Dr. Michael Kisley joined the department after a postdoctoral fellowship at the University of Colorado Health Sciences Center, and a simultaneous appointment to the Veteran's Affairs Medical Center in Denver. He earned a Ph.D. in Neuroscience from the University of Pennsylvania in May of 2000; Bachelor's and Master's degrees in Aerospace Engineering from the University of Colorado at Boulder in 1992 and 1994. Dr. Kisley teaches undergraduate and graduate courses in Cognitive and Behavioral Neuroscience. Professor Kisley is currently the Director of the Graduate Program and should be contacted regarding questions about the Master’s program and experimental aspects of the geropsychology doctoral program.

Dr. Kisley studies perception and attention functions across the lifespan. He's particularly interested in how the person (and their brain) prioritizes which sensory stimuli in the environment should be attented to. This type of function changes with healthy aging, and this can have detrimental effects on an individual's daily life (e.g., increased distractibility). Recently though, Dr. Kisley's research team has begun studying potentially beneficial impacts these changes can have, including higher prioritization of "positive" stimuli and lower prioritization of "negative" ones. Dr. Kisley's laboratory employs both behavioral and neuroscience methodologies to study these issues.


Research areas:
Cognitive Neuroscience; Aging; Event-Related Potentials; Sensory and Perceptual Processing; Attention; Emotion

Representative publications:

Kisley, M.A., Wood, S., & Burrows, C.L. (2007) Looking at the sunny side of life: Age-related change in an event-related potential measure of the negativity bias. Psychological Science 18: 838-843.

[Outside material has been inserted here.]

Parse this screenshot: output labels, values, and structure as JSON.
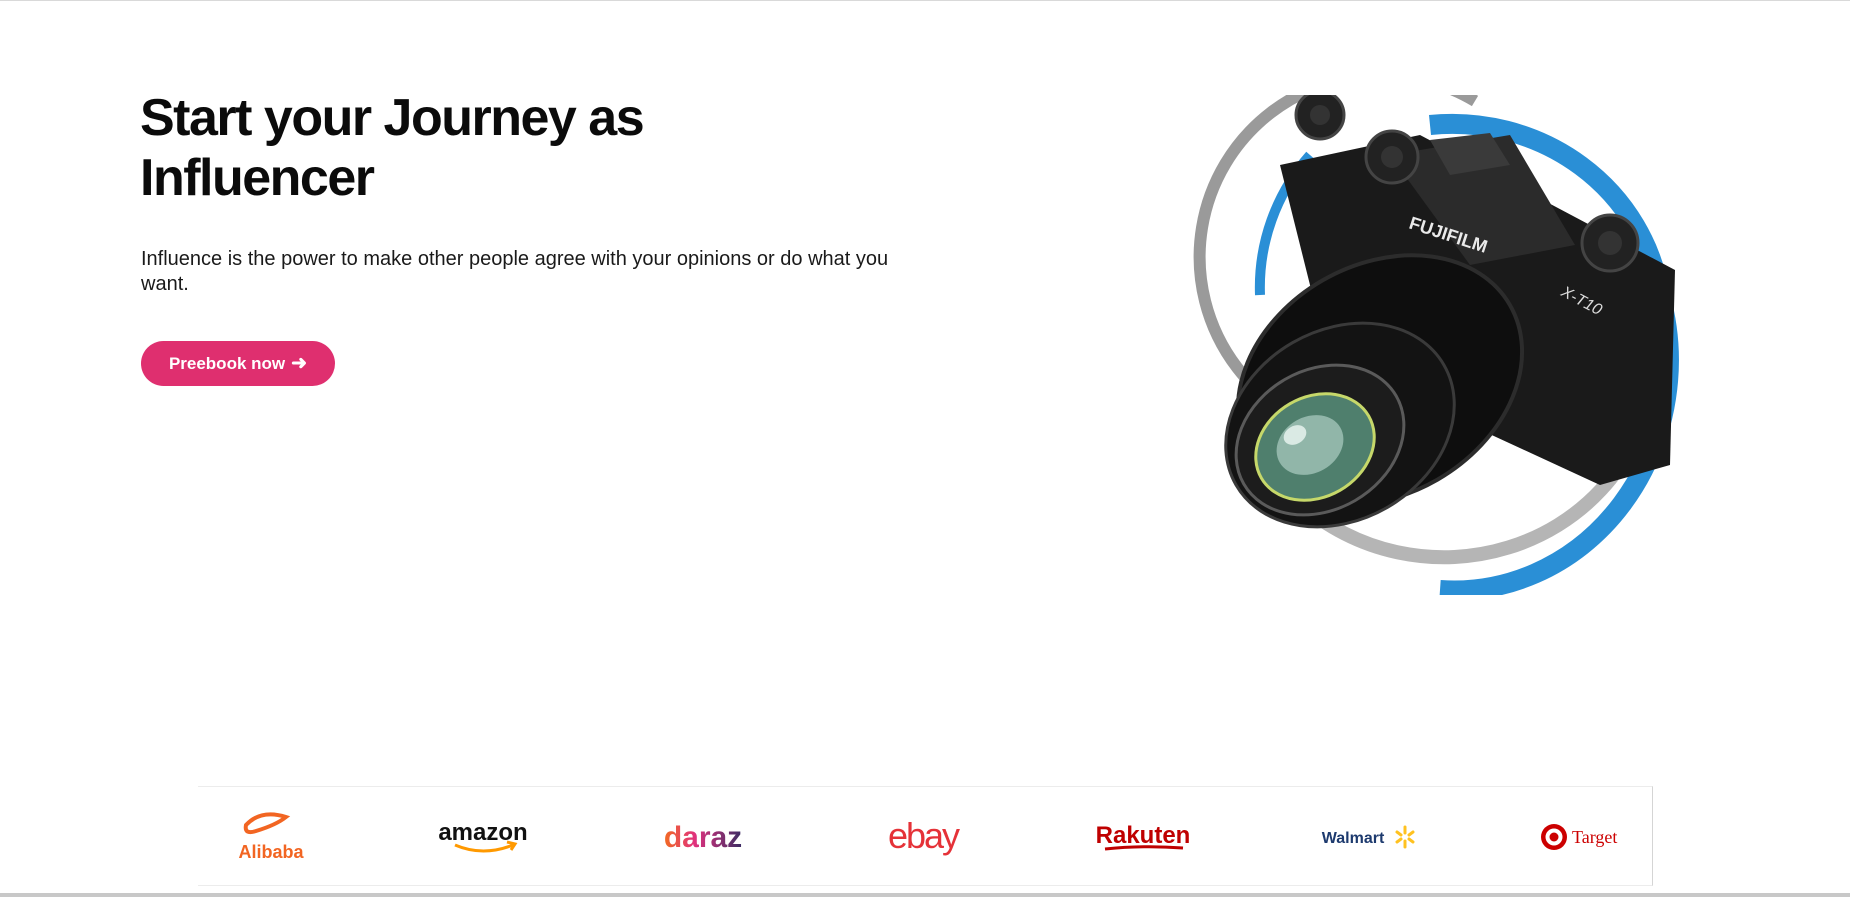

Wood, S., & Kisley, M.A. (2006) The negativity bias is eliminated in older adults: age-related reduction in event-related brain potentials associated with evaluative categorization. Psychology and Aging 21: 815-820.

Kisley, M.A., & *Cornwell, Z.M. (2006) Gamma and beta neural activity evoked during a sensory gating paradigm: Effects of auditory, somatosensory and cross-modal stimulation. Clinical Neurophysiology 117: 2549-2563.

Kisley, M.A., Davalos, D.B., Engleman, L.L., Guinther, P.M. & Davis, H.P. (2005) Age-related change in neural processing of time-dependent stimulus features. Cognitive Brain Research 25: 913-925. Erratum in Brain Research 1082: 205.

Kisley, M.A., Noecker, T.L. & Guinther, P.M. (2004) Comparison of sensory gating to mismatch negativity and self-reported perceptual phenomena in healthy adults. Psychophysiology, 41: 604-612.